Tear gas was used by police on protesters Wednesday for the first time since the U.S. agents left the city, but officers did not use it Thursday despite declaring the demonstration an unlawful assembly.

Wheeler, who was tear-gassed several weeks ago with protesters as he stood with them outside the federal courthouse, warned the demonstrators Thursday that their actions are helping Trump.

“Don’t think for a moment that if you are participating in this activity, you are not being a prop for the reelection campaign of Donald Trump — because you absolutely are,” he said. “If you don’t want to be part of that, then don’t show up.”

The Pacific Northwest Youth Liberation Front, which advertised the rallies Wednesday and Thursday on social media, used Twitter to announce the events with the slogan “No cops.
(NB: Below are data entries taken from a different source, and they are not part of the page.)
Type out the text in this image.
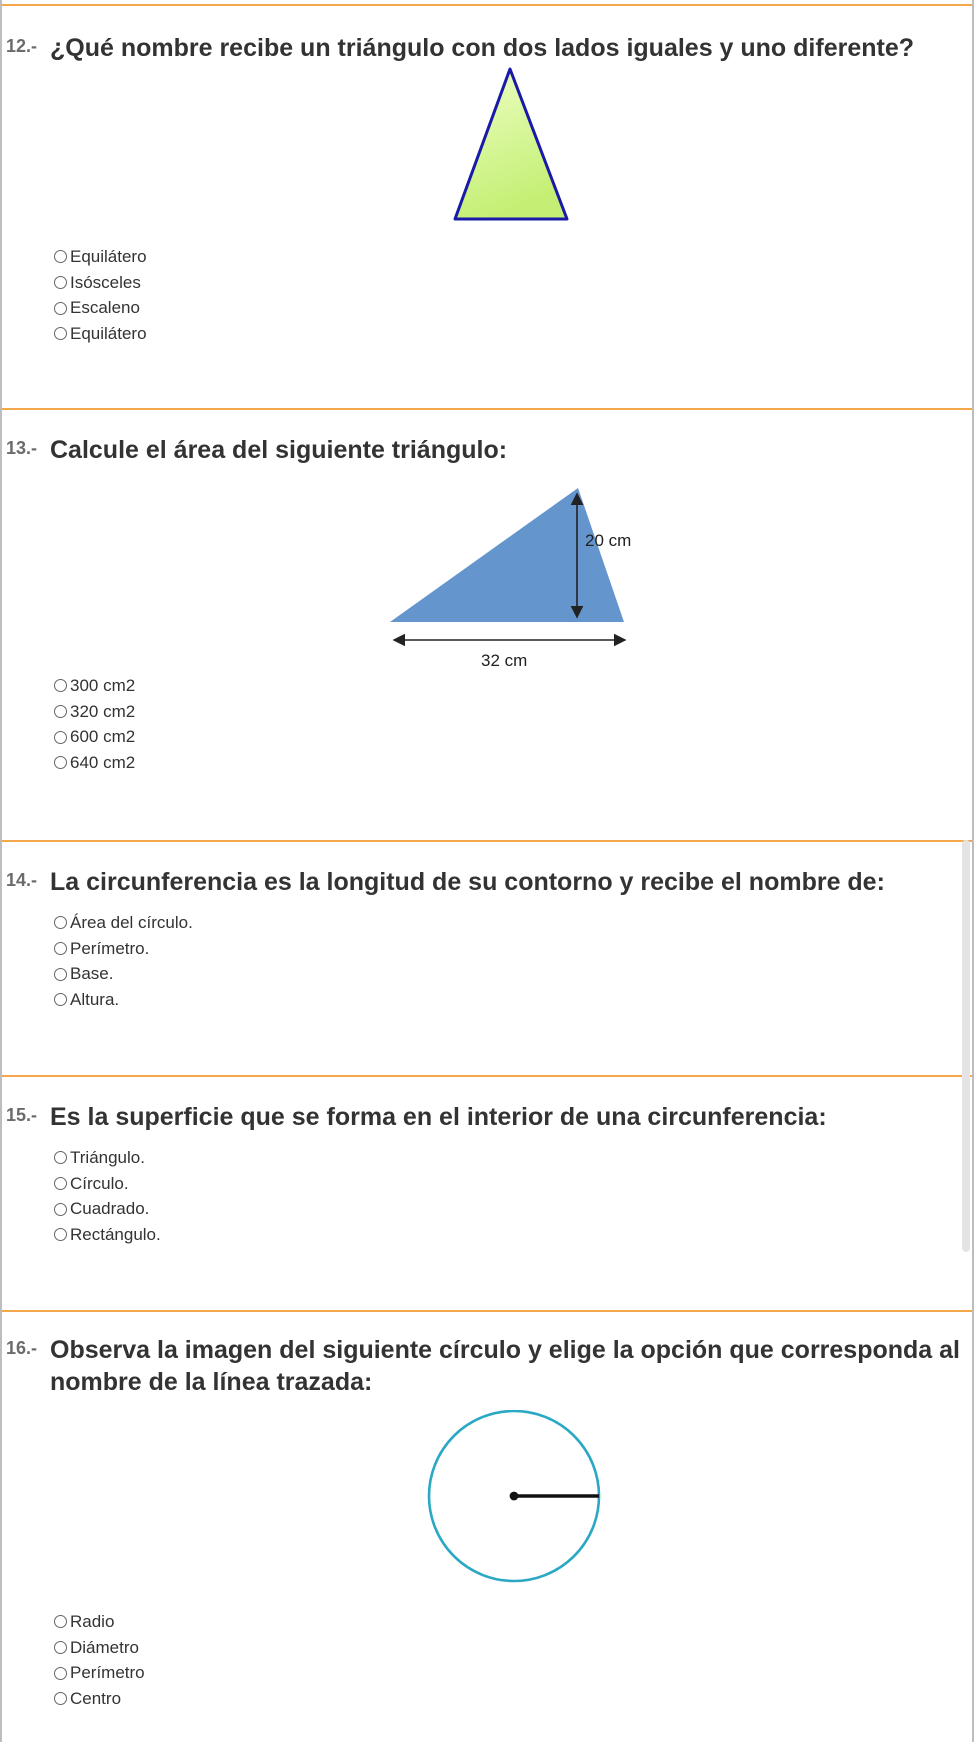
12.- ¿Qué nombre recibe un triángulo con dos lados iguales y uno diferente?
Equilátero
Isósceles
Escaleno
Equilátero
13.- Calcule el área del siguiente triángulo:
20 cm
32 cm
300 cm2
320 cm2
600 cm2
640 cm2
14.- La circunferencia es la longitud de su contorno y recibe el nombre de:
Área del círculo.
Perímetro.
Base.
Altura.
15.- Es la superficie que se forma en el interior de una circunferencia:
Triángulo.
Círculo.
Cuadrado.
Rectángulo.
16.- Observa la imagen del siguiente círculo y elige la opción que corresponda al nombre de la línea trazada:
Radio
Diámetro
Perímetro
Centro
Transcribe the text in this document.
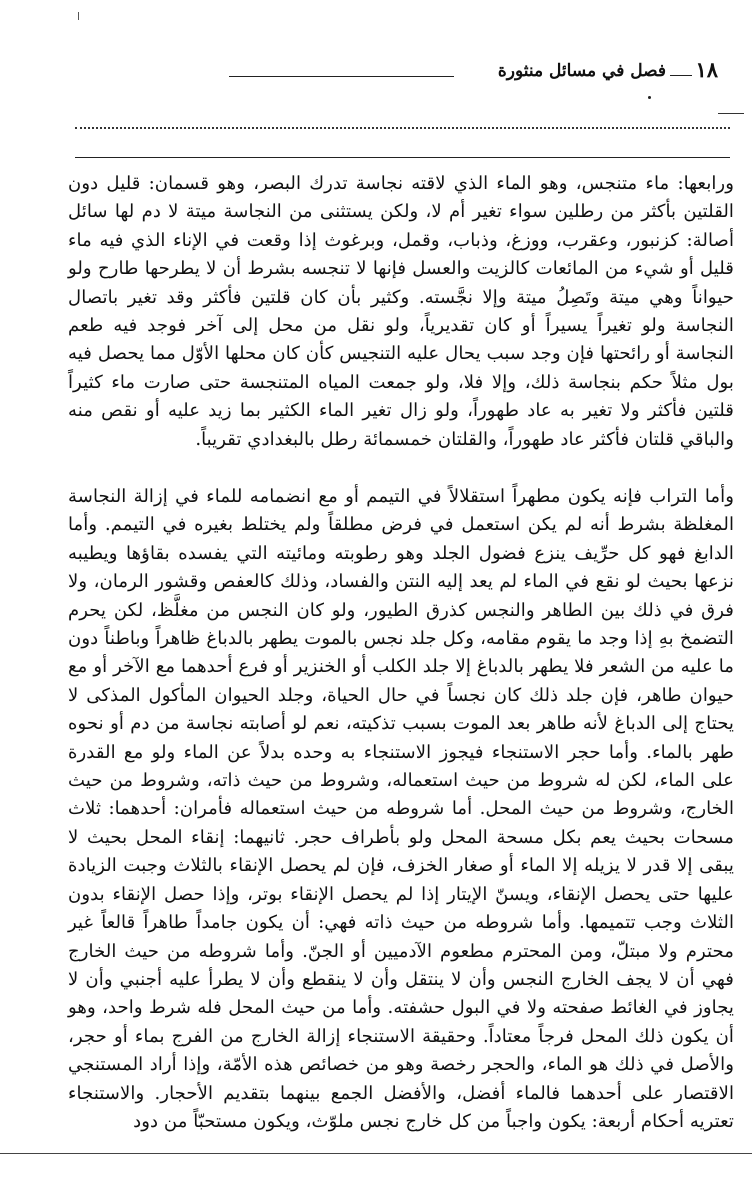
١٨
فصل في مسائل منثورة

ورابعها: ماء متنجس، وهو الماء الذي لاقته نجاسة تدرك البصر، وهو قسمان: قليل دون القلتين بأكثر من رطلين سواء تغير أم لا، ولكن يستثنى من النجاسة ميتة لا دم لها سائل أصالة: كزنبور، وعقرب، ووزغ، وذباب، وقمل، وبرغوث إذا وقعت في الإناء الذي فيه ماء قليل أو شيء من المائعات كالزيت والعسل فإنها لا تنجسه بشرط أن لا يطرحها طارح ولو حيواناً وهي ميتة وتَصِلُ ميتة وإلا نجَّسته. وكثير بأن كان قلتين فأكثر وقد تغير باتصال النجاسة ولو تغيراً يسيراً أو كان تقديرياً، ولو نقل من محل إلى آخر فوجد فيه طعم النجاسة أو رائحتها فإن وجد سبب يحال عليه التنجيس كأن كان محلها الأوّل مما يحصل فيه بول مثلاً حكم بنجاسة ذلك، وإلا فلا، ولو جمعت المياه المتنجسة حتى صارت ماء كثيراً قلتين فأكثر ولا تغير به عاد طهوراً، ولو زال تغير الماء الكثير بما زيد عليه أو نقص منه والباقي قلتان فأكثر عاد طهوراً، والقلتان خمسمائة رطل بالبغدادي تقريباً.

وأما التراب فإنه يكون مطهراً استقلالاً في التيمم أو مع انضمامه للماء في إزالة النجاسة المغلظة بشرط أنه لم يكن استعمل في فرض مطلقاً ولم يختلط بغيره في التيمم. وأما الدابغ فهو كل حرِّيف ينزع فضول الجلد وهو رطوبته ومائيته التي يفسده بقاؤها ويطيبه نزعها بحيث لو نقع في الماء لم يعد إليه النتن والفساد، وذلك كالعفص وقشور الرمان، ولا فرق في ذلك بين الطاهر والنجس كذرق الطيور، ولو كان النجس من مغلَّظ، لكن يحرم التضمخ بهِ إذا وجد ما يقوم مقامه، وكل جلد نجس بالموت يطهر بالدباغ ظاهراً وباطناً دون ما عليه من الشعر فلا يطهر بالدباغ إلا جلد الكلب أو الخنزير أو فرع أحدهما مع الآخر أو مع حيوان طاهر، فإن جلد ذلك كان نجساً في حال الحياة، وجلد الحيوان المأكول المذكى لا يحتاج إلى الدباغ لأنه طاهر بعد الموت بسبب تذكيته، نعم لو أصابته نجاسة من دم أو نحوه طهر بالماء. وأما حجر الاستنجاء فيجوز الاستنجاء به وحده بدلاً عن الماء ولو مع القدرة على الماء، لكن له شروط من حيث استعماله، وشروط من حيث ذاته، وشروط من حيث الخارج، وشروط من حيث المحل. أما شروطه من حيث استعماله فأمران: أحدهما: ثلاث مسحات بحيث يعم بكل مسحة المحل ولو بأطراف حجر. ثانيهما: إنقاء المحل بحيث لا يبقى إلا قدر لا يزيله إلا الماء أو صغار الخزف، فإن لم يحصل الإنقاء بالثلاث وجبت الزيادة عليها حتى يحصل الإنقاء، ويسنّ الإيتار إذا لم يحصل الإنقاء بوتر، وإذا حصل الإنقاء بدون الثلاث وجب تتميمها. وأما شروطه من حيث ذاته فهي: أن يكون جامداً طاهراً قالعاً غير محترم ولا مبتلّ، ومن المحترم مطعوم الآدميين أو الجنّ. وأما شروطه من حيث الخارج فهي أن لا يجف الخارج النجس وأن لا ينتقل وأن لا ينقطع وأن لا يطرأ عليه أجنبي وأن لا يجاوز في الغائط صفحته ولا في البول حشفته. وأما من حيث المحل فله شرط واحد، وهو أن يكون ذلك المحل فرجاً معتاداً. وحقيقة الاستنجاء إزالة الخارج من الفرج بماء أو حجر، والأصل في ذلك هو الماء، والحجر رخصة وهو من خصائص هذه الأمّة، وإذا أراد المستنجي الاقتصار على أحدهما فالماء أفضل، والأفضل الجمع بينهما بتقديم الأحجار. والاستنجاء تعتريه أحكام أربعة: يكون واجباً من كل خارج نجس ملوّث، ويكون مستحبّاً من دود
No prisons. Total abolition.”

The group, which described itself as a “decentralized network of autonomous youth collectives dedicated to direct action towards total liberation,” did not immediately reply to a request for comment.

Wheeler said the city anticipates more such events through the weekend.

Portland police have arrested more than 400 people at protests since late May. U.S. agents arrested at least an additional 94 people during protests at the federal courthouse in July.